Here are some ideas of advertisements you can run if you have temporarily closed:

  • You can promote any online content you have produced.
    Do you have a home cleaning guide, or a video on how to clean a pool like a professional? Maybe you have an Instagram account where you share landscaping ideas and tips, or a Facebook page where you shared a post about how to wash a window without any streaks.

    Any/all of this type of content can be promoted and your customer’s will associate this valuable contribution with your business.
  • You can promote business status updates or a message to your community: This type of ad would be most relevant to your existing customers or people who live in your serviceable area. You will want to target these people specifically.

    This type of ad will be powerful because it’s a point of connection to the community and people will respond to any candid or vulnerable updates from a local business owner.

    Here’s a great example we found from Urban Street Window Works:

4. Work or partner with other local businesses during COVID-19

Banding together with other local businesses may be a great option for you to solidify your relationships with other business owners, boost your reputation in the market and get the chance to gain some new eyes or attention on your business.

Here are some examples of how you can partner with others, even if you’ve closed for the foreseeable future:

  • Co-marketing: Any opportunity you have to share marketing costs right now will help get your name out there and also reduce the cost of doing so.

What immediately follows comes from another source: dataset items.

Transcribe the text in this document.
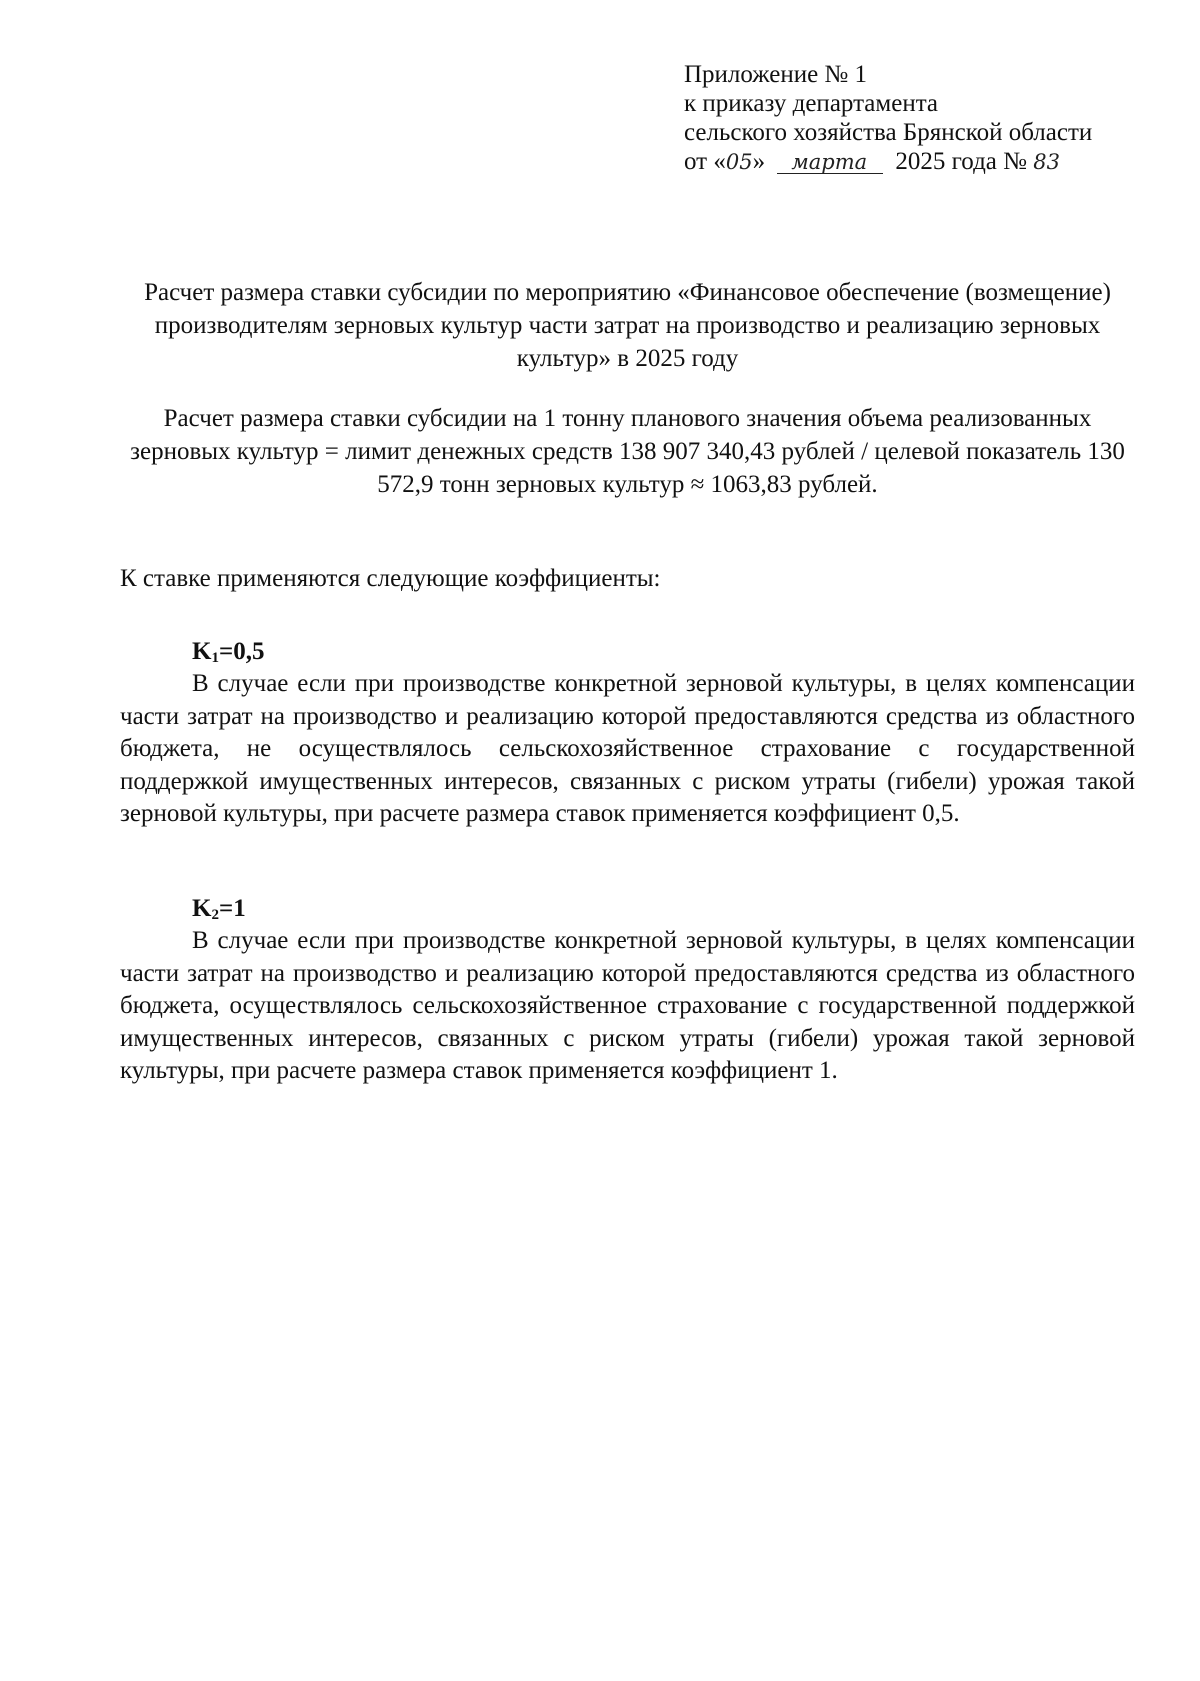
Приложение № 1
к приказу департамента
сельского хозяйства Брянской области
от «05» марта 2025 года № 83
Расчет размера ставки субсидии по мероприятию «Финансовое обеспечение (возмещение) производителям зерновых культур части затрат на производство и реализацию зерновых культур» в 2025 году
Расчет размера ставки субсидии на 1 тонну планового значения объема реализованных зерновых культур = лимит денежных средств 138 907 340,43 рублей / целевой показатель 130 572,9 тонн зерновых культур ≈ 1063,83 рублей.
К ставке применяются следующие коэффициенты:
$K_1=0,5$
В случае если при производстве конкретной зерновой культуры, в целях компенсации части затрат на производство и реализацию которой предоставляются средства из областного бюджета, не осуществлялось сельскохозяйственное страхование с государственной поддержкой имущественных интересов, связанных с риском утраты (гибели) урожая такой зерновой культуры, при расчете размера ставок применяется коэффициент 0,5.
$K_2=1$
В случае если при производстве конкретной зерновой культуры, в целях компенсации части затрат на производство и реализацию которой предоставляются средства из областного бюджета, осуществлялось сельскохозяйственное страхование с государственной поддержкой имущественных интересов, связанных с риском утраты (гибели) урожая такой зерновой культуры, при расчете размера ставок применяется коэффициент 1.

    For example, you can partner on an online campaign, like a contest.
  • Come together around a community initiative: This may not be an initiative that pays out right away, but rallying together for community betterment will bring new attention to your business.

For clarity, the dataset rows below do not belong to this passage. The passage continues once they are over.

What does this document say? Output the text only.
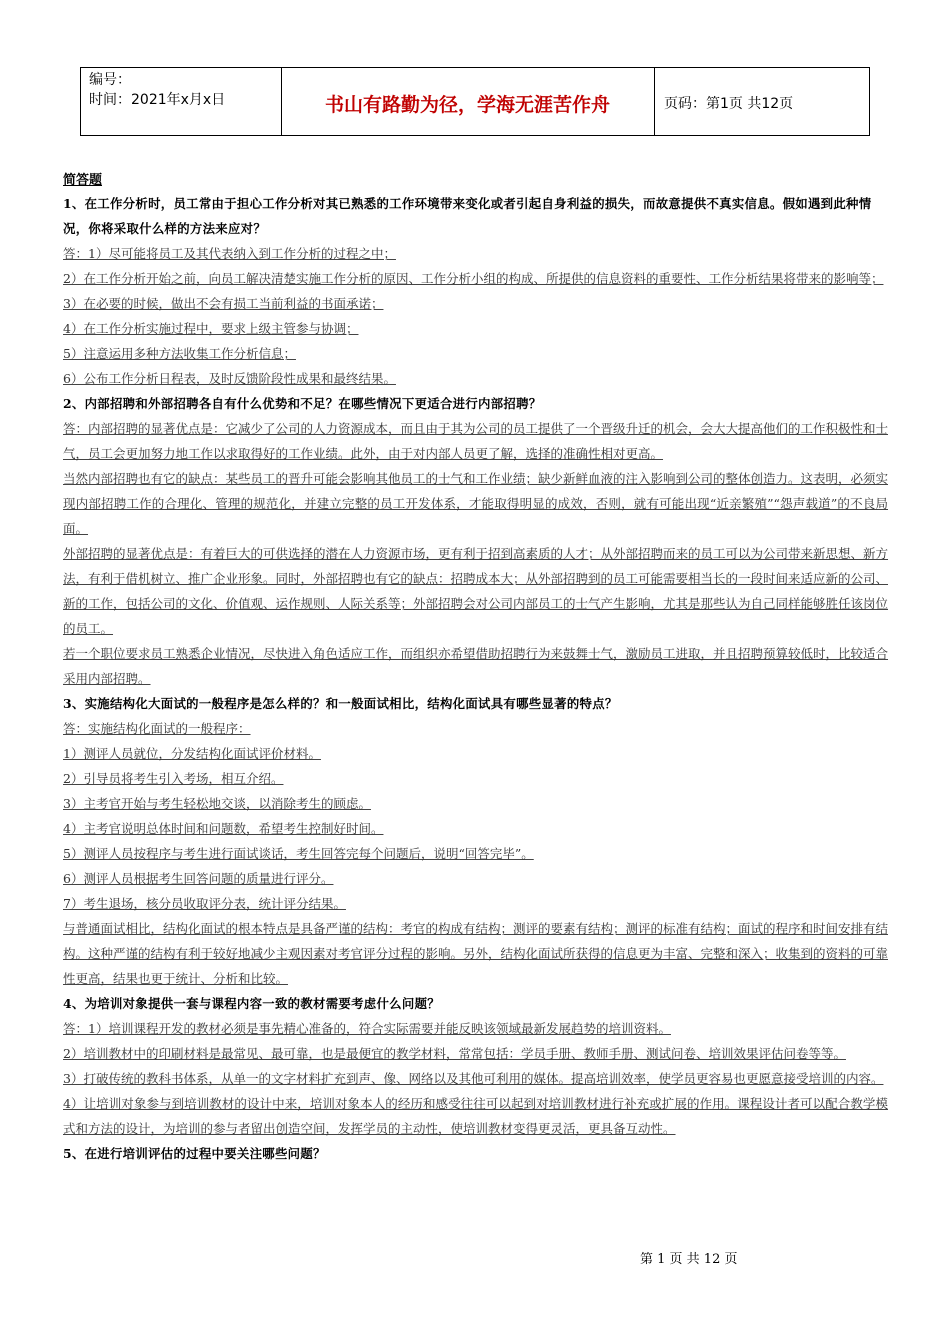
编号：
时间：2021年x月x日	书山有路勤为径，学海无涯苦作舟	页码：第1页 共12页
简答题
1、在工作分析时，员工常由于担心工作分析对其已熟悉的工作环境带来变化或者引起自身利益的损失，而故意提供不真实信息。假如遇到此种情况，你将采取什么样的方法来应对？
答：1）尽可能将员工及其代表纳入到工作分析的过程之中；
2）在工作分析开始之前，向员工解决清楚实施工作分析的原因、工作分析小组的构成、所提供的信息资料的重要性、工作分析结果将带来的影响等；
3）在必要的时候，做出不会有损工当前利益的书面承诺；
4）在工作分析实施过程中，要求上级主管参与协调；
5）注意运用多种方法收集工作分析信息；
6）公布工作分析日程表，及时反馈阶段性成果和最终结果。
2、内部招聘和外部招聘各自有什么优势和不足？在哪些情况下更适合进行内部招聘？
答：内部招聘的显著优点是：它减少了公司的人力资源成本，而且由于其为公司的员工提供了一个晋级升迁的机会，会大大提高他们的工作积极性和士气，员工会更加努力地工作以求取得好的工作业绩。此外，由于对内部人员更了解，选择的准确性相对更高。
当然内部招聘也有它的缺点：某些员工的晋升可能会影响其他员工的士气和工作业绩；缺少新鲜血液的注入影响到公司的整体创造力。这表明，必须实现内部招聘工作的合理化、管理的规范化，并建立完整的员工开发体系，才能取得明显的成效，否则，就有可能出现“近亲繁殖”“怨声载道”的不良局面。
外部招聘的显著优点是：有着巨大的可供选择的潜在人力资源市场，更有利于招到高素质的人才；从外部招聘而来的员工可以为公司带来新思想、新方法，有利于借机树立、推广企业形象。同时，外部招聘也有它的缺点：招聘成本大；从外部招聘到的员工可能需要相当长的一段时间来适应新的公司、新的工作，包括公司的文化、价值观、运作规则、人际关系等；外部招聘会对公司内部员工的士气产生影响，尤其是那些认为自己同样能够胜任该岗位的员工。
若一个职位要求员工熟悉企业情况，尽快进入角色适应工作，而组织亦希望借助招聘行为来鼓舞士气，激励员工进取，并且招聘预算较低时，比较适合采用内部招聘。
3、实施结构化大面试的一般程序是怎么样的？和一般面试相比，结构化面试具有哪些显著的特点？
答：实施结构化面试的一般程序：
1）测评人员就位，分发结构化面试评价材料。
2）引导员将考生引入考场，相互介绍。
3）主考官开始与考生轻松地交谈，以消除考生的顾虑。
4）主考官说明总体时间和问题数，希望考生控制好时间。
5）测评人员按程序与考生进行面试谈话，考生回答完每个问题后，说明“回答完毕”。
6）测评人员根据考生回答问题的质量进行评分。
7）考生退场，核分员收取评分表，统计评分结果。
与普通面试相比，结构化面试的根本特点是具备严谨的结构：考官的构成有结构；测评的要素有结构；测评的标准有结构；面试的程序和时间安排有结构。这种严谨的结构有利于较好地减少主观因素对考官评分过程的影响。另外，结构化面试所获得的信息更为丰富、完整和深入；收集到的资料的可靠性更高，结果也更于统计、分析和比较。
4、为培训对象提供一套与课程内容一致的教材需要考虑什么问题？
答：1）培训课程开发的教材必须是事先精心准备的，符合实际需要并能反映该领域最新发展趋势的培训资料。
2）培训教材中的印刷材料是最常见、最可靠，也是最便宜的教学材料，常常包括：学员手册、教师手册、测试问卷、培训效果评估问卷等等。
3）打破传统的教科书体系，从单一的文字材料扩充到声、像、网络以及其他可利用的媒体。提高培训效率，使学员更容易也更愿意接受培训的内容。
4）让培训对象参与到培训教材的设计中来，培训对象本人的经历和感受往往可以起到对培训教材进行补充或扩展的作用。课程设计者可以配合教学模式和方法的设计，为培训的参与者留出创造空间，发挥学员的主动性，使培训教材变得更灵活，更具备互动性。
5、在进行培训评估的过程中要关注哪些问题？
第 1 页 共 12 页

    For example, perhaps some business owners can help organize a neighborhood cleanup for post-COVID, or an initiative that supports frontline workers, schools, food banks, etc.

5. Pitch your story to a local news outlet or radio station

Local news outlets are always looking for compelling stories to share with their audiences. This, however, is probably one of the harder routes to take to try and get your name out there during COVID-19. But - it’s worth a shot!

If you are going to go this route, remember getting your story told at all counts as promotion, so do not try and sell their audience on your services. If you try and do this, they will ask you to pay for advertisements.

If you are going to pitch your story there needs to be a reason that the news outlet would want to share it with the community.

Here are some story ideas you could pitch:

  • An insider look at how local businesses are fairing during this pandemic.
  • We will come back: share your temporary closure and how you plan to have a come back story.
    ** (this also opens the door for a follow-up story post-COVID)
  • Community uplift story: share how you business, albeit closed, is still finding ways to serve the community.

Alternatively, poke around for initiatives that your local media have championed that you can be a part of.

Here is an example of a radio station that is promoting local businesses through a “support local” campaign.

At the end of all this

I genuinely hope that you keep on going. I hope that you find ways to keep your business top-of-mind right now, whether it's through reaching out to clients, using social media, partnering with local businesses, or earning some press coverage. This way, when the time comes and COVID-19 is behind us, your business has an awesome comeback story.

If there are other creative ways you’ve seen small businesses staying relevant during this time, please get in touch; I would love to add to this list.

Stay well and remember, good on you for working to keep your business alive. Good on you.

I can’t wait to hear your comeback story!